A new system

Numerous businesses across the country have begun making changes to their financial reporting process to use the eXtensible Business Reporting Language (XBRL). XBRL was proposed last year by the U.S. Securities and Exchange Commission to encourage public companies and mutual funds to use interactive data, making it easier for investors to use and receive information from SEC filings.

Companies using U.S. Generally Accepted Accounting Principles with a market capitalization of more then $5 billion — approximately the 500 largest U.S. companies — were required to begin making these financial disclosures for fiscal years ending in late 2008. All public companies are required to change over to the new system by 2011.

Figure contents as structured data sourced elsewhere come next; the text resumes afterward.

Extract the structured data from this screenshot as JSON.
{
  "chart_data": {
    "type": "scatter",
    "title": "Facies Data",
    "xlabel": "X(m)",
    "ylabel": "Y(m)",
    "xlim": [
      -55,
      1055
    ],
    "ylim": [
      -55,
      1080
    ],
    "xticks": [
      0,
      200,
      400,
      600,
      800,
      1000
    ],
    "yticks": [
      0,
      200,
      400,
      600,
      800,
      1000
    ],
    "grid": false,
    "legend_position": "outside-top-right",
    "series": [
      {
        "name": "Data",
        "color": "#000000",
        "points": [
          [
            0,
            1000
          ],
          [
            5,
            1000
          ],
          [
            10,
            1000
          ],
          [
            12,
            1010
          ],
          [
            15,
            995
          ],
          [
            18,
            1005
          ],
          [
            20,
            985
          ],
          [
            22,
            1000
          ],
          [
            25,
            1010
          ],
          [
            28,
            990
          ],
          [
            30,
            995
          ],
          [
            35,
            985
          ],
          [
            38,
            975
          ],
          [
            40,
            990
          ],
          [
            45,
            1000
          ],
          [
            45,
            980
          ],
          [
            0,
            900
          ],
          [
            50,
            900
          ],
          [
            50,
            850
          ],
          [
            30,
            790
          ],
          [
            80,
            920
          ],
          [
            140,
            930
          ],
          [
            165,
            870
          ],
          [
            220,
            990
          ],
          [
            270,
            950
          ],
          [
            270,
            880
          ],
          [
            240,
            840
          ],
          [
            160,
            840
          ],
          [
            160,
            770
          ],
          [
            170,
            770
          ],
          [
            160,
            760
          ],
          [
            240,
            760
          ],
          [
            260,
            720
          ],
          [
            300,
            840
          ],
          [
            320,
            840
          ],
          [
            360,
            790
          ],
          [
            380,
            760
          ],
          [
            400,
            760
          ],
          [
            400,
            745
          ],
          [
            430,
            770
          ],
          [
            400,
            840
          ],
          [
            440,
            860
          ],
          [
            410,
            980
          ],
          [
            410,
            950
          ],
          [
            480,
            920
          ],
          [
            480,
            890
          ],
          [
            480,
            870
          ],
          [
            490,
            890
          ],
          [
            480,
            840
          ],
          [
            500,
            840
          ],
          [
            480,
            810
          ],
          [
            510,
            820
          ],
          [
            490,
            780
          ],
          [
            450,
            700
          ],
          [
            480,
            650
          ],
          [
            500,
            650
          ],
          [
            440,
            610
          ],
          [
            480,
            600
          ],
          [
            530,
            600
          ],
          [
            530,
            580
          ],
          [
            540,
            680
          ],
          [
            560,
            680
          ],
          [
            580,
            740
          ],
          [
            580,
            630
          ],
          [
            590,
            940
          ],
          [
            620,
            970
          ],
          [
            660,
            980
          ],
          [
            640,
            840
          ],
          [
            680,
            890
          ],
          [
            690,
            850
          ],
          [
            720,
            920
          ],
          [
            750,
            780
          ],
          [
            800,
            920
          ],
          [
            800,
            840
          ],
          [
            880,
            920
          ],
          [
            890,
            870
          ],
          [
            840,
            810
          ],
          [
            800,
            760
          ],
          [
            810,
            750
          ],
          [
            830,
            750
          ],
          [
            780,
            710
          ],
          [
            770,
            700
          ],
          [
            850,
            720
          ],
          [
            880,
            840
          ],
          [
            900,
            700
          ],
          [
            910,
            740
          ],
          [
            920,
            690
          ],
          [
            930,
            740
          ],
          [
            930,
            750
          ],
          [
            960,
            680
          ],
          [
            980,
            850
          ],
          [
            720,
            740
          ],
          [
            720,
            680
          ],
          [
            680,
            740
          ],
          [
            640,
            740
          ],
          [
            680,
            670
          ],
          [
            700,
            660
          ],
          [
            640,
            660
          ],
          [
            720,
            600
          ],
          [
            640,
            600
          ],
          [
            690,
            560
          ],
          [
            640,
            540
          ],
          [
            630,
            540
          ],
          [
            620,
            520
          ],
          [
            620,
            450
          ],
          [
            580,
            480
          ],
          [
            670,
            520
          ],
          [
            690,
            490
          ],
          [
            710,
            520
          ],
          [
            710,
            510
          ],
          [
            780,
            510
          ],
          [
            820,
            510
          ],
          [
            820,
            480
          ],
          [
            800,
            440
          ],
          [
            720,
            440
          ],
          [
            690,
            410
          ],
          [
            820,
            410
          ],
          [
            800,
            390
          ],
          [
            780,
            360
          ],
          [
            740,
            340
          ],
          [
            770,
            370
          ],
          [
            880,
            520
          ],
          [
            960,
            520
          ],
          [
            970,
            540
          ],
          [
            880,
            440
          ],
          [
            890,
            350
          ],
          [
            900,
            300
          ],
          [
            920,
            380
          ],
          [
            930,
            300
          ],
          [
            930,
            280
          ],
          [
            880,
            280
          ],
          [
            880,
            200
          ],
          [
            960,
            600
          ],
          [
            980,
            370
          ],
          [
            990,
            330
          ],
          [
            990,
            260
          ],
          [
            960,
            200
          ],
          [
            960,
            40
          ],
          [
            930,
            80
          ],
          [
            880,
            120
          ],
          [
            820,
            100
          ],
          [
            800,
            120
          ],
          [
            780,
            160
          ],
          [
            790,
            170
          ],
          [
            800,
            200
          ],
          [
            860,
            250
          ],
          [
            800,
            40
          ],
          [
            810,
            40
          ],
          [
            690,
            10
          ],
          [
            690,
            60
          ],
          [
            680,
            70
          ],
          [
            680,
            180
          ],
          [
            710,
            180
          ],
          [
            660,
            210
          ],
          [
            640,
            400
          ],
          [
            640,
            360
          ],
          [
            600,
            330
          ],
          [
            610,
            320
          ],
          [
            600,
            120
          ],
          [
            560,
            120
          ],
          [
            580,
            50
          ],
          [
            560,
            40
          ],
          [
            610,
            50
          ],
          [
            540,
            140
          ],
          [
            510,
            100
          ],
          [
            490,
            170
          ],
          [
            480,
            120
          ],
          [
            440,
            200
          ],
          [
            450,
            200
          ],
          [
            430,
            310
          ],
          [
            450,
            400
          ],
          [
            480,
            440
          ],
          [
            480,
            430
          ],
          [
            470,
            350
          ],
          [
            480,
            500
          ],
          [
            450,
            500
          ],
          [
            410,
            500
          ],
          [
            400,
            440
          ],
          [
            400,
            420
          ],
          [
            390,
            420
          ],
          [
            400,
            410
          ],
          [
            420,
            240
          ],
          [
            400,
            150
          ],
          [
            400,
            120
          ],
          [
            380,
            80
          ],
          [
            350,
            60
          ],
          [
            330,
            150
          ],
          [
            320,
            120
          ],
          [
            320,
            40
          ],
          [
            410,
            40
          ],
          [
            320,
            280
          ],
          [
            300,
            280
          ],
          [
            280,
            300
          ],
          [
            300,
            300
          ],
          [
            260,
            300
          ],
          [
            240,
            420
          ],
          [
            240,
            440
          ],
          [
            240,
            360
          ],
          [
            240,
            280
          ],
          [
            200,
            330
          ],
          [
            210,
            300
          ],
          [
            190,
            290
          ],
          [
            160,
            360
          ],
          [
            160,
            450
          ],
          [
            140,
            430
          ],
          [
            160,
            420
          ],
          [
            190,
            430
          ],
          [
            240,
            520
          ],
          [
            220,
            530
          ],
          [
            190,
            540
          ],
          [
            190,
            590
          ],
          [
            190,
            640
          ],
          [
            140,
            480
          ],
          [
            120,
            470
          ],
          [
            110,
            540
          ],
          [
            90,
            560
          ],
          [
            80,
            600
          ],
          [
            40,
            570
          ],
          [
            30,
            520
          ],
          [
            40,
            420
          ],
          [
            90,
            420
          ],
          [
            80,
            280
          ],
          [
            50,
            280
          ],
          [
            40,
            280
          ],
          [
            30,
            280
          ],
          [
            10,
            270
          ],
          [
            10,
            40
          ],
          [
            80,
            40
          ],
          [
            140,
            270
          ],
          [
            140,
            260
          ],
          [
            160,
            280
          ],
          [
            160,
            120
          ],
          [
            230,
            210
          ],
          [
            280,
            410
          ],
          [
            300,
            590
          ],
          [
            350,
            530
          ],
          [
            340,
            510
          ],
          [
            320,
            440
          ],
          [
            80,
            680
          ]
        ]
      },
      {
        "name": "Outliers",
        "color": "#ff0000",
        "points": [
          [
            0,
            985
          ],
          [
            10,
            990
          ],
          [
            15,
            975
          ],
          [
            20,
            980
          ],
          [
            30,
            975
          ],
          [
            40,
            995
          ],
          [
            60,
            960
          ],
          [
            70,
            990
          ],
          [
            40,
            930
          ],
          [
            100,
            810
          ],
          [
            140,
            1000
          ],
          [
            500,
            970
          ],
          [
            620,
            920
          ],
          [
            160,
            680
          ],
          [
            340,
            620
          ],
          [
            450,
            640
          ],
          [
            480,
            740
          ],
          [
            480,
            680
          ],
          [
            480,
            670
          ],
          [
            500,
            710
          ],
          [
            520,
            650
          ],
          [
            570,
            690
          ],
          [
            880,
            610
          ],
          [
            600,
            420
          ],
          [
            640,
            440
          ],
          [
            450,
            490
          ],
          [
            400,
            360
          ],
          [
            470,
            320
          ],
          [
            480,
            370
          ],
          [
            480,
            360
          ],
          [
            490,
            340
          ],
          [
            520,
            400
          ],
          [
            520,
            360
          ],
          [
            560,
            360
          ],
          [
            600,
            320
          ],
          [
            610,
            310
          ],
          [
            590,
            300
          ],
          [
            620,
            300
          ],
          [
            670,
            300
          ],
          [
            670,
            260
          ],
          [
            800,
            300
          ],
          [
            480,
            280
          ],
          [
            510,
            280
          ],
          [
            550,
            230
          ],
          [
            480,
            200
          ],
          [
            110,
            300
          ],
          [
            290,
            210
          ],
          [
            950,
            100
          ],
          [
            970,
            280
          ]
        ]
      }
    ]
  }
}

“With these Web-based applications, investors can find, view, download and even analyze financial and other information more quickly when the information is submitted as interactive data instead of text,” says Ernest A. Capozzoli, associate professor of accounting and information systems at Kennesaw State University, Coles College of Business.

Smart Business spoke with Capozzoli about what XBRL is, how these changes benefit companies, what problems can occur when changing to the new system, how to prepare for the changes and how exactly to file an XBRL financial statement.

What is XBRL?

XBRL is part of the eXtensible Markup Languages that provide a standard means of communicating information electronically between businesses and on the Internet. Each disclosure item, or number in the financial statement, is assigned an electronic tag. These tags are standardized and published in taxonomies according to standards established by XBRL International and XBRL U.S.

XBRL enhances U.S. GAAP financial filings because it makes data interactive. Previous financial filings were done using plain text, requiring extensive manual re-entering of the text into a format suitable for financial analysis, such as a spreadsheet or database.

XBRL is an international effort. Taxonomies are being developed all over the world in countries such as China, Spain and Japan. In the U.S., all companies filing with the SEC, more than 10,000, will be impacted. Private companies not required to file with the SEC are unaffected by XBRL.

How do these changes benefit companies?

Data associated with financial statements is structured in an electronic format that makes it easy to use. Financial reporting in an interactive format relies on computer tags that function like bar codes to identify each item on an income statement or balance sheet. With every number individually labeled, investors, analysts, financial journalists and others can easily use the information within spreadsheets and analytical software. The ease of producing analyses is expected to generate many free and low-cost new services to investors on the Internet once financial information is reported this way.

What types of problems might businesses face when changing over to these new standards?

There will be a learning curve for using XBRL tools and the taxonomy. Companies will have to incorporate the necessary controls into their processes to ensure XBRL documents are valid. For example, a company would have to know what a taxonomy is and how it is used, what an instance document is, how an XBRL tool creates an instance document, and how an instance document is validated and submitted to the SEC. An instance document is a XBRL-compliant document that contains tagged financial data and is created from taxonomies. A company’s set of annual financial reports is an example of an instance document. Companies will also have to change internal control processes to accommodate the use of XBRL in the creation of instance documents.

How can businesses begin to prepare for this change and train employees on these new standards?

Employees need to be trained in the use of an XBRL tool like Rivet Software’s Dragon Tag and proper use of the U.S. GAAP taxonomy. The taxonomy contains more than 15,000 elements, more than 12,000 of which are financial concepts like cash or accounts payable. Training will be important and can be obtained by independent XBRL consultants or most large accounting and consulting firms. Companies should begin training employees immediately in XBRL if they haven’t already begun.

How do you file XBRL financial statements?

■ Download the appropriate taxonomy. A taxonomy is a dictionary of terms available for tagging financial data. In order to file with the SEC, taxonomies must be approved by XBRL International.

■ Tag the financial statement with elements in the taxonomy using software. This can be found at www.xbrl.org/TechSupport. The user must be familiar with the taxonomy, software and underlying financial accounting data in order to tag the data properly.

■ Extend the taxonomy if necessary. At times, companies face situations where they have financial statement information that does not fit into one of the available tags. You can extend the taxonomy by creating a newly defined tag. Table type data contained in disclosures, such as debt, will require taxonomy extensions.

■ Create an instance document. This file, along with any company specific extensions, is submitted to the SEC.

■ Review the instance document for completeness and consistency prior to filing.

■ File the instance document. Once the financial information has been tagged and reviewed, it is ready to be filed. The package sent to the SEC will consist of an XML document and any company specific extensions if needed.